Every disease has a few individuals who are resistant and a larger pool of people who will recover. HALO was the same. Though the disease ripped through populations before anyone even understood what caused it, or believed it really was a disease, there were some who survived.
The returned missionaries from the leprosy center in Brazil spread HALO on their route home and quickly passed the disease to family, friends, and church members. These small outbreaks of symptoms similar to those experienced at the center were the first warning that HALO was not food poisoning, tainted water, or mildew. By the time WHO, the CDC, and other health agencies realized they were dealing with an unknown new contagion, and put into place the quarantine procedures developed during Harvey’s Flu, infections of HALO spread due to airline travel had already erupted in London, Manchester, Berlin, Madrid, Paris, New York, Los Angeles, Chicago, Hong Kong, and Tokyo. HALO was a pandemic before what caused it was even known.
The world panicked.
City wide quarantines went into effect, though without knowing the cause of HALO attempts to contain it were trial and error with a large cost when errors were made. Health organizations raced against a disease that grew exponentially while governments attempted to contain desperate and frightened citizens.

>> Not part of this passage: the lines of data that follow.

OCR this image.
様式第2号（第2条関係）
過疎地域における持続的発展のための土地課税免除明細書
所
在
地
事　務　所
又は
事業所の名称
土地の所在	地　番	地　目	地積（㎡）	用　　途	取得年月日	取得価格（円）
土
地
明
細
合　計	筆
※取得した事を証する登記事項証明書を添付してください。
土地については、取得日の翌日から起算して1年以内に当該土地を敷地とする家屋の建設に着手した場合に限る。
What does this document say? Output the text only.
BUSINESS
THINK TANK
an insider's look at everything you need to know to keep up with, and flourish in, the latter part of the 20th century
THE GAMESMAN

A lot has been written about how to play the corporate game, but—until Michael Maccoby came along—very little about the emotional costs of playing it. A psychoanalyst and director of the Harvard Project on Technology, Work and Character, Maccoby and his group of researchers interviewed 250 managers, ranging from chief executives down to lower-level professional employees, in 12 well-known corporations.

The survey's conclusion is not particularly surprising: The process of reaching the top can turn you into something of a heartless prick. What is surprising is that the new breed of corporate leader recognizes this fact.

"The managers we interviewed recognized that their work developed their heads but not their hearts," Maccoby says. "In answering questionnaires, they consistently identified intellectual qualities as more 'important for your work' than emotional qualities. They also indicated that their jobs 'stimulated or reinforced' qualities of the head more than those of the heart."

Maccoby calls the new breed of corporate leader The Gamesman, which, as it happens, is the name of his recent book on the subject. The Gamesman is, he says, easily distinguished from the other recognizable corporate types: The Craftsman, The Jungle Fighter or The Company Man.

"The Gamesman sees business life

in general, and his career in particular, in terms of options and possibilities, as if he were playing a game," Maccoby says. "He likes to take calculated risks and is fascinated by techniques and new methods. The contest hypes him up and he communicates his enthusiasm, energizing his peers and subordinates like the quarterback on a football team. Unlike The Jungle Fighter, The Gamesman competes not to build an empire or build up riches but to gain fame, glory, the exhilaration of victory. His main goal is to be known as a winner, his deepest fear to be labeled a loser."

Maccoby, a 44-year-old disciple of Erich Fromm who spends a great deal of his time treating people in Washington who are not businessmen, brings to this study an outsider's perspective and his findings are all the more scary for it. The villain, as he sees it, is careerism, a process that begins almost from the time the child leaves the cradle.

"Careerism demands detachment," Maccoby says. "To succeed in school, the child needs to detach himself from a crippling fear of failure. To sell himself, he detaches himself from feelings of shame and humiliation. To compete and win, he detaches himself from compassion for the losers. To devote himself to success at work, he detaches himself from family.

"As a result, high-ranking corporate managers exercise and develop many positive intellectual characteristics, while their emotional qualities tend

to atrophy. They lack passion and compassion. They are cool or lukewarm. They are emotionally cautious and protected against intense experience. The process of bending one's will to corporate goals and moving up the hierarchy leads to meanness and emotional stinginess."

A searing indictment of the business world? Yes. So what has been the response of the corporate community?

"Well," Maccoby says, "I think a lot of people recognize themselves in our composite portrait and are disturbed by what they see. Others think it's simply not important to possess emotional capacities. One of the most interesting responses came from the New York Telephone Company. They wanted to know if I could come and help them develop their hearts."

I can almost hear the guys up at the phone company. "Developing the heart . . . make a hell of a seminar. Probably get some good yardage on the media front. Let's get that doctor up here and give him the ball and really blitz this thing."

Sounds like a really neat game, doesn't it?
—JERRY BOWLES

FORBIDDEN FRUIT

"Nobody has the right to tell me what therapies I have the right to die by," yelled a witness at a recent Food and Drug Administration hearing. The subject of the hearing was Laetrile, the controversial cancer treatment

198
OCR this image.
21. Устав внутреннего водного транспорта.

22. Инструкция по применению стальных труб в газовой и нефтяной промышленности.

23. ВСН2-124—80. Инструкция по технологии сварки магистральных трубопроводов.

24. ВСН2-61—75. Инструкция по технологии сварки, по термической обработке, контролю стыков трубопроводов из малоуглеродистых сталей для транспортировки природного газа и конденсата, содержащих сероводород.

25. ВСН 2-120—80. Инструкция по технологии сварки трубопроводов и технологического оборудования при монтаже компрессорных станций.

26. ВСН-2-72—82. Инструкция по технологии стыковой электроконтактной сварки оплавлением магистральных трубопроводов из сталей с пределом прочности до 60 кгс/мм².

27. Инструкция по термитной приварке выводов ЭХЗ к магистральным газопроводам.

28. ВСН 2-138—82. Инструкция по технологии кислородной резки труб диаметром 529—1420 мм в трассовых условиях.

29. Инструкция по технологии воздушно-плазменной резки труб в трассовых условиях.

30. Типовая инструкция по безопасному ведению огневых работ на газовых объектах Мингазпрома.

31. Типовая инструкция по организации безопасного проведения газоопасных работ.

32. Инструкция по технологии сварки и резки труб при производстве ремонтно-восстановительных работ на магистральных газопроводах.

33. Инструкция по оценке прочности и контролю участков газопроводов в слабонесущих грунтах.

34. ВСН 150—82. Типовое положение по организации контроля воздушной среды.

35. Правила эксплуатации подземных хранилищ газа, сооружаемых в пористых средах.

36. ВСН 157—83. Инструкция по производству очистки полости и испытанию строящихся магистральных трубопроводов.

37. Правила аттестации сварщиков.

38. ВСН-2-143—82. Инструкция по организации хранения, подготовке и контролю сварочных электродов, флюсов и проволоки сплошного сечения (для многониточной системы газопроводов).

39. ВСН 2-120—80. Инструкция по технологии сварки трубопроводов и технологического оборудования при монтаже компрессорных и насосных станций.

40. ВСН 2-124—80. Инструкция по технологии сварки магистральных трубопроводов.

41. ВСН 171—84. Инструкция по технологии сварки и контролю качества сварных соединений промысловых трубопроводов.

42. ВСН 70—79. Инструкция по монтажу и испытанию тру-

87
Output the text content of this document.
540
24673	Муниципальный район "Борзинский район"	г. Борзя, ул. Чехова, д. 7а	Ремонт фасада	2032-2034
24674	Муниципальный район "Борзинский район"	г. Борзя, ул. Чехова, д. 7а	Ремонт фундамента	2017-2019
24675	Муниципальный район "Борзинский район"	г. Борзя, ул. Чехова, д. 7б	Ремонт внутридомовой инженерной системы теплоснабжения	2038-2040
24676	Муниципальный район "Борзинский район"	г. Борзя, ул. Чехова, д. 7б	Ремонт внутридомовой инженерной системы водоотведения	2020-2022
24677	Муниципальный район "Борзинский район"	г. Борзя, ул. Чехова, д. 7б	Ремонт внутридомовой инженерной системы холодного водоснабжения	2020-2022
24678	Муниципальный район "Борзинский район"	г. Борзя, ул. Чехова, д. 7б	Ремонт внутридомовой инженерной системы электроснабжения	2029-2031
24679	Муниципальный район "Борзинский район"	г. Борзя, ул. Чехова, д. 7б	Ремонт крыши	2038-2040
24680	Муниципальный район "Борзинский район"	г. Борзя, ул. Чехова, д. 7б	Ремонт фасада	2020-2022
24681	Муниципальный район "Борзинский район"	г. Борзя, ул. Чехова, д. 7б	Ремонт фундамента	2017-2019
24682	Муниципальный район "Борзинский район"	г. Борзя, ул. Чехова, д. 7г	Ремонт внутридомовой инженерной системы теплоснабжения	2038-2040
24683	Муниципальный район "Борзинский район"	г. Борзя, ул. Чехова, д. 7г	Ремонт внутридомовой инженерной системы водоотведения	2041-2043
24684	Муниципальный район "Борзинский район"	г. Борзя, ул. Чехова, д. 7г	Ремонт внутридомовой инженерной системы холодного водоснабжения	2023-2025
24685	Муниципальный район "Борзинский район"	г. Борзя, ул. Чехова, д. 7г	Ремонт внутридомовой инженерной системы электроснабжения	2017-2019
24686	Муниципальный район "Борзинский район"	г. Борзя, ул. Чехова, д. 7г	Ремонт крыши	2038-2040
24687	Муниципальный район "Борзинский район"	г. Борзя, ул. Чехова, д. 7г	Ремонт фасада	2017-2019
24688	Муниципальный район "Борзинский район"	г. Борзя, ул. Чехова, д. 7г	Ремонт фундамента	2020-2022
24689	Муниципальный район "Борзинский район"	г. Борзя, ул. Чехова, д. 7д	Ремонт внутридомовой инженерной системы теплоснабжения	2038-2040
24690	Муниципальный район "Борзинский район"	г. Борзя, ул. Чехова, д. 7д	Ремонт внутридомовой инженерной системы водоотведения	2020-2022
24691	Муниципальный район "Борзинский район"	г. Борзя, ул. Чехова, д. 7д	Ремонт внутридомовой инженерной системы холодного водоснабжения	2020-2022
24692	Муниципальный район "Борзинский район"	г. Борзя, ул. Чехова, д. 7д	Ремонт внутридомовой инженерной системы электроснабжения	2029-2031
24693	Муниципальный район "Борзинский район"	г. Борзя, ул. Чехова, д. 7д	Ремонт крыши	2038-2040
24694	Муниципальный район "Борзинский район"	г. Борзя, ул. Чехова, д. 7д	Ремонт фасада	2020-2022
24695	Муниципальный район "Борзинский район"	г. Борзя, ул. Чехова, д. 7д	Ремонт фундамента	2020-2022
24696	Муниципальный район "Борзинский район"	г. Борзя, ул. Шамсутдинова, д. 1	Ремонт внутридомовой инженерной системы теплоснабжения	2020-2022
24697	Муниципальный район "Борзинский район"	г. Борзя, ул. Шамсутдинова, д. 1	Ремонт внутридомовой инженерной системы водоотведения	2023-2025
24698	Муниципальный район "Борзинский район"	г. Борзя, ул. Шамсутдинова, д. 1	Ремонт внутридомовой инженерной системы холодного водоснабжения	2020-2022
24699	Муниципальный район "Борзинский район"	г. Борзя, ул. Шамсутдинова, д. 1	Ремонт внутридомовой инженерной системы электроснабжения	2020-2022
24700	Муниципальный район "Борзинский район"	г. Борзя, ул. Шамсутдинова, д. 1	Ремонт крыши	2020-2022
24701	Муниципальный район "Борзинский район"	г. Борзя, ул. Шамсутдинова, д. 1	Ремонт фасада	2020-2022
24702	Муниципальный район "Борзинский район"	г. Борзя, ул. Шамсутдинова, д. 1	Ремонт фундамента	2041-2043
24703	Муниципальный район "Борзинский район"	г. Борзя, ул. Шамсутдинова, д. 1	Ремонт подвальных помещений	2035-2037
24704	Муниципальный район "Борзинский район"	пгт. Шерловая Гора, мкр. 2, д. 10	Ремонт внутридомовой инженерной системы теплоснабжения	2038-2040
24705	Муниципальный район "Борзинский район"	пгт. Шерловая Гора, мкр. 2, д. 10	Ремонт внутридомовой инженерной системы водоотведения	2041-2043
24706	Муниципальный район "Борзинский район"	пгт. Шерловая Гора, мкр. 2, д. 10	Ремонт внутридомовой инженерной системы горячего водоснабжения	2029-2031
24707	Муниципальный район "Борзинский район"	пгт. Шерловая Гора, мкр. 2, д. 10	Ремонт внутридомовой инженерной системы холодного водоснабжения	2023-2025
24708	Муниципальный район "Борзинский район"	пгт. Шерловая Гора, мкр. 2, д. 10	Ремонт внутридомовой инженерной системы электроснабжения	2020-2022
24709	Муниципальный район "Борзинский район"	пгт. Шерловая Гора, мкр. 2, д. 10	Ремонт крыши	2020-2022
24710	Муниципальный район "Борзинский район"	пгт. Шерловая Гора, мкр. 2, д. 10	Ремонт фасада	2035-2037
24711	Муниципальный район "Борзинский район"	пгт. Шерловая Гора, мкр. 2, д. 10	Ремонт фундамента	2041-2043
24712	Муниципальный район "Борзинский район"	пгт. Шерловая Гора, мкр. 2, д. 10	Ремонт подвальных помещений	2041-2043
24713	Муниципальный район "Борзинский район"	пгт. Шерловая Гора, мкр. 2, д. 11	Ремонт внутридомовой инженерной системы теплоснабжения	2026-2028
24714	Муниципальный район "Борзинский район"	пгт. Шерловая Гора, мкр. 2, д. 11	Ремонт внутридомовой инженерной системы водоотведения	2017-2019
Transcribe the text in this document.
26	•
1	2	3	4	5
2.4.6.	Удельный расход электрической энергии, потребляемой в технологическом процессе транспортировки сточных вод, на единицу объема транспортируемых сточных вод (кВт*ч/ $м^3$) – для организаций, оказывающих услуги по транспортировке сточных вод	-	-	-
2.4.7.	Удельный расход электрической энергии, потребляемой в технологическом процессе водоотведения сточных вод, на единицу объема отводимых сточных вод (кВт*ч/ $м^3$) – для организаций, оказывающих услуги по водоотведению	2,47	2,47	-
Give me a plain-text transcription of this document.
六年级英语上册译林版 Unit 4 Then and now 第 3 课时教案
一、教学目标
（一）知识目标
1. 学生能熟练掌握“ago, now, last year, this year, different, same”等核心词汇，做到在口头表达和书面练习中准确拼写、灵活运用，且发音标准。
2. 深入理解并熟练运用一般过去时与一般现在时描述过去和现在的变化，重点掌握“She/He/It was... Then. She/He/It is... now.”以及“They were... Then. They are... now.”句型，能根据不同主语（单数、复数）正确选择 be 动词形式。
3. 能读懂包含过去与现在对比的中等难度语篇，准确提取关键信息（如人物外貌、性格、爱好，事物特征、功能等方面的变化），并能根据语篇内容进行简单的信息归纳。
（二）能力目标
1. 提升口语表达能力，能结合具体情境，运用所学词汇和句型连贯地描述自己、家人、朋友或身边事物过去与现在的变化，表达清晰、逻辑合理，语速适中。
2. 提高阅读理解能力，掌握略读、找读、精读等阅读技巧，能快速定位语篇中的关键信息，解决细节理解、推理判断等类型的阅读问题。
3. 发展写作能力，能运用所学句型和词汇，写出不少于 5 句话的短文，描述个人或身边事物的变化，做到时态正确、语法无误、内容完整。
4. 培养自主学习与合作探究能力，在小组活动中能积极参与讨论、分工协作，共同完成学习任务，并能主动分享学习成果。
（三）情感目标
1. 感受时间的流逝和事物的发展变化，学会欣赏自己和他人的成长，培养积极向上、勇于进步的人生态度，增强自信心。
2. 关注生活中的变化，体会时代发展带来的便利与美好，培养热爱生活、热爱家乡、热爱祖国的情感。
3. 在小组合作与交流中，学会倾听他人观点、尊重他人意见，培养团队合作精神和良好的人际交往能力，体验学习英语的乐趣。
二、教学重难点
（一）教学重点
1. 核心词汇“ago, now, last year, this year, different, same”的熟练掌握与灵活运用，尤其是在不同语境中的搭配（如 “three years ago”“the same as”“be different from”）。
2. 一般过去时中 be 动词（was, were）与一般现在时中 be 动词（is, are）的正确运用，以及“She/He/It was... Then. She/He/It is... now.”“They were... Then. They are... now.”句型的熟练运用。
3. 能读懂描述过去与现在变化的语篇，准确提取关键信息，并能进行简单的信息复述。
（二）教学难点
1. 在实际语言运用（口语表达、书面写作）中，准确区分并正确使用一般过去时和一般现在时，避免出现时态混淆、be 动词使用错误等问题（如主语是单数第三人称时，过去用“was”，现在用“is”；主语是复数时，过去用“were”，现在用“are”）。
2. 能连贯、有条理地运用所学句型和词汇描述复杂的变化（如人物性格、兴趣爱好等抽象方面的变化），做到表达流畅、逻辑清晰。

In what felt like a day to those who survived, but in actuality took almost a month, the world collapsed into chaos. Broken quarantines, riots, overthrown governments, and more than a few governments that simply abandoned their countries accelerated the disease.
The unknown is the most frightening. Add to that a disease that killed in a painful and horrifying manner, and the reactions of the populace to HALO is understandable. Though it is easy to wonder if what was done to protect loved ones and oneself was not worse than the actual disease.
Actual statistics of the months HALO ravaged earth are nearly impossible to reconstruct. It is known that HALO spread quickly due to the lack of understanding that is spread through diaspores as well as through contact with infected fluids. Sitting in a room with someone exhibiting the early stages of mouth sores was as likely to pass infection as sharing a drink with them.
But not everyone died from it.
There were so many deaths from other causes, starvation, dehydration, murder, and suicide, that the actual death rate of HALO is difficult to determine. Estimates are between 60 and 70%. When the chaotic months of HALO passed in 2045 and the world took stock of where it stood, the population had fallen from a barely recovered 7.5 billion after Harvey’s Flu in 2039 to 3.2 billion after HALO, all living in a world designed for nearly 8 billion. Society had to recreate itself.
But first, it had to burn the dead and come to terms with the epidemic of brutality that swept the planet hand in hand with HALO.